Plutôt sauver l'économie, ou sauver les gens ? Ces derniers jours, de nombreuses déclarations publiques sur l'épidémie de coronavirus ont pu paraître maladroite, à se préoccuper plus de la première que des seconds. L'ancien directeur général de l'Organisation mondiale du commerce, Pascal Lamy, n'a lui entretenu aucune ambiguïté sur Europe 1, samedi soir. "On est en face d’une crise humanitaire, sociale, avant d’être en face d’une crise économique. L’urgence, c’est de sauver des vies, d’éviter des souffrances et notamment pour les gens les plus âgés et les plus faibles", a-t-il déclaré. "Dans ces conditions, les considérations purement économiques, cela passe au second plan."

 

Pascal Lamy ne sous-estime pas l'impact de la crise sanitaire sur l'économie mondiale. La croissance pourrait être amputée sévèrement, entre -0,5 et -1,5%. "Même si, pour l'instant, ce qu'on constate, c'est que la Chine repart", ce repli reste très important. Mais "on est dans un contexte qui ressemble davantage à une guerre qu'à une crise économique", insiste l'ancien directeur général de l'OMC. 

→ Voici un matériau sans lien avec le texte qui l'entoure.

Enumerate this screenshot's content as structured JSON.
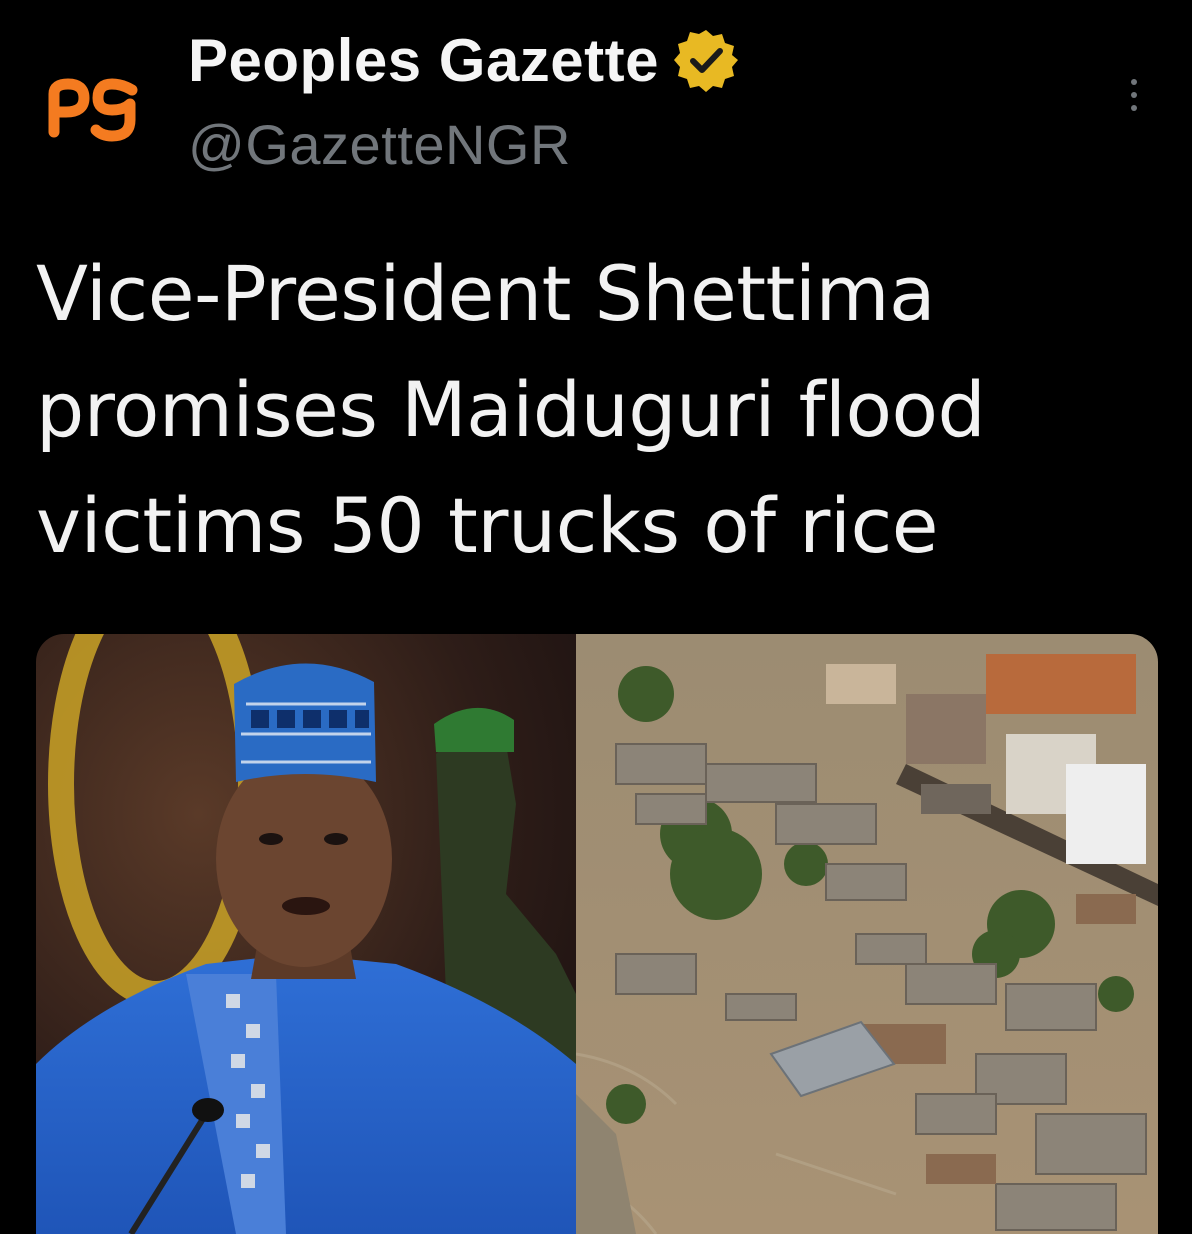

"La facture sera pour plus tard"

Selon lui, "le problème des pouvoirs publics, c'est de naviguer entre éviter la saturation des systèmes de santé, car cela pourrait créer la panique, et ne pas bloquer complètement l'économie". Or, il faut absolument privilégier la première option, affirme Pascal Lamy, qui salue l'"ouverture des vannes" décidée par certains gouvernements, comme la France ou l'Allemagne. Des mesures comme "la prise en compte du chômage partiel par les finances publiques" lui paraissent indispensables, même si coûteuses. "Il y aura une facture bien sûr, mais la facture sera pour plus tard. Si on gérait les choses de manière plus prudente, ce serait une grosse erreur pour l'instant."

 

Cette crise sanitaire pourrait-elle influencer structurellement l'économie mondiale, comme a pu le faire la crise de 2008 ? Peut-être, mais selon Pascal Lamy, il ne faut pas s'attendre à ce que l'interdépendance des économies nationales les unes par rapport aux autres disparaisse. "Cette interdépendance évolue, change, elle va changer à l'occasion de cette crise du coronavirus. [Mais] on ne va pas vers une démondialisation, plutôt vers une mondialisation organisée un peu autrement", anticipe-t-il.